It is often stressed that many currently-used medicines have a relative efficiency. For instance, anti-depressants are not effective among 20% to 50% of the patients, betablockers fail in 15% to 35% of the persons treated, and one out of five or even three persons suffering from migraine cannot find a proper medicine to alleviate his/her pain (Mamou, 2004e).
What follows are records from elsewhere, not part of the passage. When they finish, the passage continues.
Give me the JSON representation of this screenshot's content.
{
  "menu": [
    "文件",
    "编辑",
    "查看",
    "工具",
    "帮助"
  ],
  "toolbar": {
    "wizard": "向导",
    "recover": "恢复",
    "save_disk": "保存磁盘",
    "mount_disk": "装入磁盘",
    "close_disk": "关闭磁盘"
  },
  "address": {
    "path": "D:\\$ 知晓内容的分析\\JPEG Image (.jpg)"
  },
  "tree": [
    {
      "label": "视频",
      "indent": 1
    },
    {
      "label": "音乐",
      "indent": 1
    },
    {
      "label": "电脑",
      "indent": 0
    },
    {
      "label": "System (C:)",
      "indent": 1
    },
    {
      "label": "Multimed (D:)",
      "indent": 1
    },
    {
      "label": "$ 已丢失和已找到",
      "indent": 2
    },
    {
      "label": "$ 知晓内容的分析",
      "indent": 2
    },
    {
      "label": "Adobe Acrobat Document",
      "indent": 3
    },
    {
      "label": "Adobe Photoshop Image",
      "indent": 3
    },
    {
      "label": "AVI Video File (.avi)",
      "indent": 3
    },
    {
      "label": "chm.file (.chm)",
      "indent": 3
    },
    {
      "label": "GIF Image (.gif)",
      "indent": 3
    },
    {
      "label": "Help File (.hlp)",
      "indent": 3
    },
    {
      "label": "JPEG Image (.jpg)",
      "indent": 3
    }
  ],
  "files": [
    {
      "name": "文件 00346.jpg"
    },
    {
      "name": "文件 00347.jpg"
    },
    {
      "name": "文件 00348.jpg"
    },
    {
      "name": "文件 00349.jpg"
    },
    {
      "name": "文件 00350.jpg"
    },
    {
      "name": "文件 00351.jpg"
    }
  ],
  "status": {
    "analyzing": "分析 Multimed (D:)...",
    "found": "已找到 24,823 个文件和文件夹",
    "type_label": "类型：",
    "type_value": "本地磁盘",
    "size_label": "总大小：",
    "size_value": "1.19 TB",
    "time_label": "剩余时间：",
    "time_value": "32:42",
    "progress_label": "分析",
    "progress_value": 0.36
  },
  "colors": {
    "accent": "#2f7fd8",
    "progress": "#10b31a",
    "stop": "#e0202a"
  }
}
It is therefore expected that a personalized medical care with drugs taking account of the genetic make-up of every individual will improve the situation. Thus in the first pages of the annual report published by Burrill & Company – a Californian Bank specialized in the funding of biotechnologies – Steven Burrill, its chief executive officer, predicted that 'the era of a personalized medicine will generate a market characterized by a small volume per each drug, but the range of products developed for each therapeutic target will be much wider than presently'. There is therefore a strong belief in the effectiveness of a forthcoming individualized medicine, that could even be regenerative (tissue or even organ replacement) or preventive (e.g. it would be possible to anticipate the occurrence of a cancer, rather than to have to try to cure it) [Mamou, 2004e]. While acknowledging some breakthroughs (e.g. the drug called Gleevec has shown its efficiency against chronic myeloid leukaemia, and Genentech, Inc.’s Avastin can starve
tumours by blocking the development of new blood vessels), analysts underline that the transition toward a new therapeutic era is quite slow. In the USA, the $250 billion
invested from the late 1960s to 2003 in biotechnologies had a rather low output: out of the 200 most-sold drugs worldwide, only 15% are derived from research and development in the life sciences. In 1996, out of 53 drugs approved for sale worldwide, 9 were derived from biotechnology; in 2000, the figures were 27 and 6; and in 2003, 21 and 14, according to the data provided by the US Food and Drug Administration. Most biotechnology companies continue to spend money in research that does not lead to marketable products. For instance, Vical, after 16 years of research on gene therapy and spending $100 million, has not found a marketable drug (Mamou, 2004e).
Therefore, the deciphering of the sequence of a gene and of the whole genome of an organism sounds like an attractive short cut, and genomics caught the attention of both the public and the stock markets during the last years of the 20th century. Many new genes have been discovered, with each implying the existence of at least one new protein that might have some therapeutic value.